Un padre in cella, una madre lontana in vacanza e un’infanzia che, a soli 13 anni, sembra già irrimediabilmente compromessa. Quella che arriva da Procida non è solo una notizia di cronaca, ma lo spaccato di una realtà sociale dove il confine tra carnefice e vittima si fa sottilissimo. Un ragazzino non imputabile, trasformato in “merce” per la criminalità, è stato fermato dai Carabinieri dopo aver messo a segno una truffa ai danni di un’anziana, dimostrando come il disagio familiare diventi spesso il terreno fertile per lo sfruttamento dei minori.
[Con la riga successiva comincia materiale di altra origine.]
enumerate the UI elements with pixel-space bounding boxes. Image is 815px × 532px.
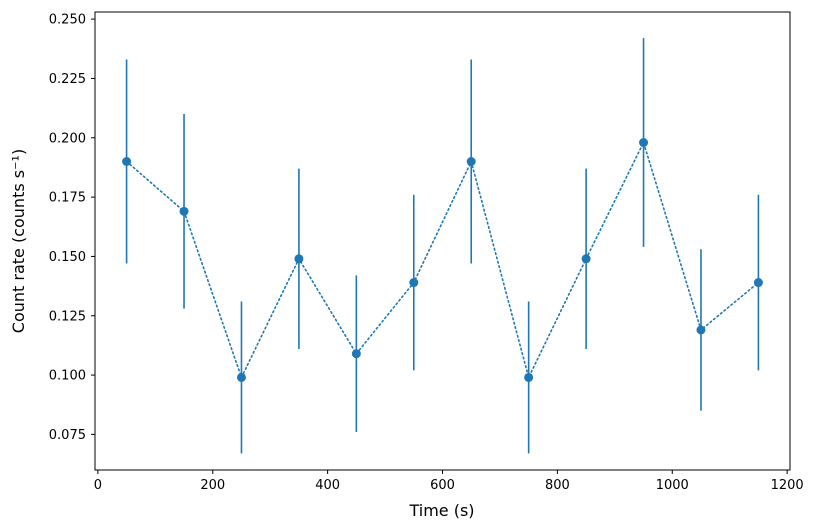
y-tick-label: 0.225 <box>49 72 86 87</box>
x-tick-label: 0 <box>94 478 102 493</box>
x-tick-label: 1000 <box>656 478 689 493</box>
plot-dynamic-layer: 0 200 400 600 800 1000 1200 0.075 0.100 0.125 0.15… <box>49 11 804 493</box>
x-tick-label: 1200 <box>771 478 804 493</box>
data-point-marker <box>696 325 706 335</box>
data-point-marker <box>351 349 361 359</box>
x-tick-label: 200 <box>200 478 225 493</box>
y-tick-label: 0.125 <box>49 309 86 324</box>
y-tick-label: 0.150 <box>49 250 86 265</box>
data-point-marker <box>294 254 304 264</box>
x-axis-label: Time (s) <box>408 501 474 520</box>
data-point-marker <box>122 157 132 167</box>
data-point-marker <box>524 372 534 382</box>
data-point-marker <box>466 157 476 167</box>
data-point-marker <box>639 138 649 148</box>
x-tick-label: 400 <box>315 478 340 493</box>
data-point-marker <box>409 278 419 288</box>
y-tick-label: 0.075 <box>49 428 86 443</box>
data-point-marker <box>236 372 246 382</box>
y-axis-label: Count rate (counts s⁻¹) <box>9 149 28 333</box>
y-tick-label: 0.100 <box>49 369 86 384</box>
x-tick-label: 600 <box>430 478 455 493</box>
data-point-marker <box>179 206 189 216</box>
x-tick-label: 800 <box>545 478 570 493</box>
y-tick-label: 0.200 <box>49 131 86 146</box>
data-point-marker <box>581 254 591 264</box>
series-line <box>125 140 760 380</box>
y-tick-label: 0.250 <box>49 13 86 28</box>
plot-border <box>94 11 791 471</box>
data-point-marker <box>753 278 763 288</box>
y-tick-label: 0.175 <box>49 191 86 206</box>
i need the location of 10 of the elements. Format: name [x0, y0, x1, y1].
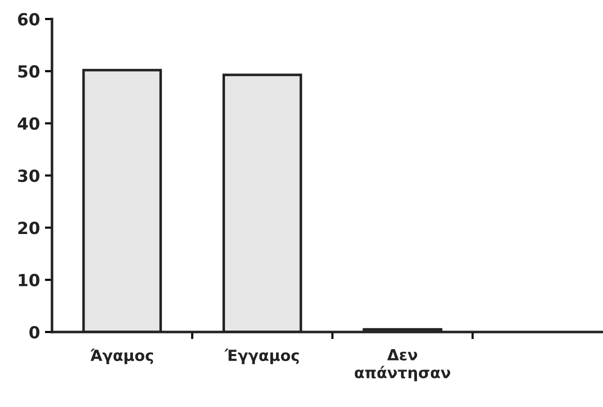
x-tick-label: Άγαμος: [90, 348, 154, 364]
y-tick-label: 50: [18, 65, 40, 78]
y-tick-label: 40: [18, 117, 40, 130]
y-tick-label: 10: [18, 274, 40, 286]
y-tick-label: 0: [29, 326, 40, 339]
x-tick-label: Δεν απάντησαν: [354, 349, 450, 382]
y-tick-label: 60: [18, 12, 40, 26]
y-tick-label: 20: [18, 222, 40, 234]
y-tick-label: 30: [18, 169, 40, 182]
x-tick-label: Έγγαμος: [224, 348, 299, 364]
La messinscena del “carabiniere” e il finto furto in banca
Il piano era studiato nei minimi dettagli. Tutto iniziava con una telefonata carica di tensione: “Signora, siamo i Carabinieri, c’è stata una rapina e la sua auto è sospettata”. La vittima veniva convinta a dover dimostrare la propria innocenza mostrando i propri preziosi a un finto militare, per provare che non fossero parte della refurtiva. Un inganno spietato che fa leva sul senso civico e sulla fragilità degli anziani. Nonostante l’ondata di prevenzione sul territorio, con tanti consigli forniti dai carabinieri per sventare le truffe, la legge dei grandi numeri ha permesso ai truffatori di trovare un varco, colpendo una donna di 83 anni che ha consegnato tutto ciò che aveva a quello che poteva apparire come un nipotino.
Lo zainetto pieno di gioielli: il controllo in strada
A tradire il giovanissimo complice non è stato un errore investigativo, ma l’attenzione dei Carabinieri della locale stazione verso quel volto troppo giovane per trovarsi solo in giro con aria schiva. Inizialmente, i militari si sono avvicinati con il timore che il bambino si fosse perso. Tuttavia, alla richiesta di dove fossero i genitori, il 13enne ha risposto con un silenzio ostinato e uno sguardo adulto, quasi spento, che faceva da ossimoro al suo viso infantile. All’interno dello zaino, la scoperta: 1.550 euro in contanti e diversi gioielli appena sottratti all’anziana vittima.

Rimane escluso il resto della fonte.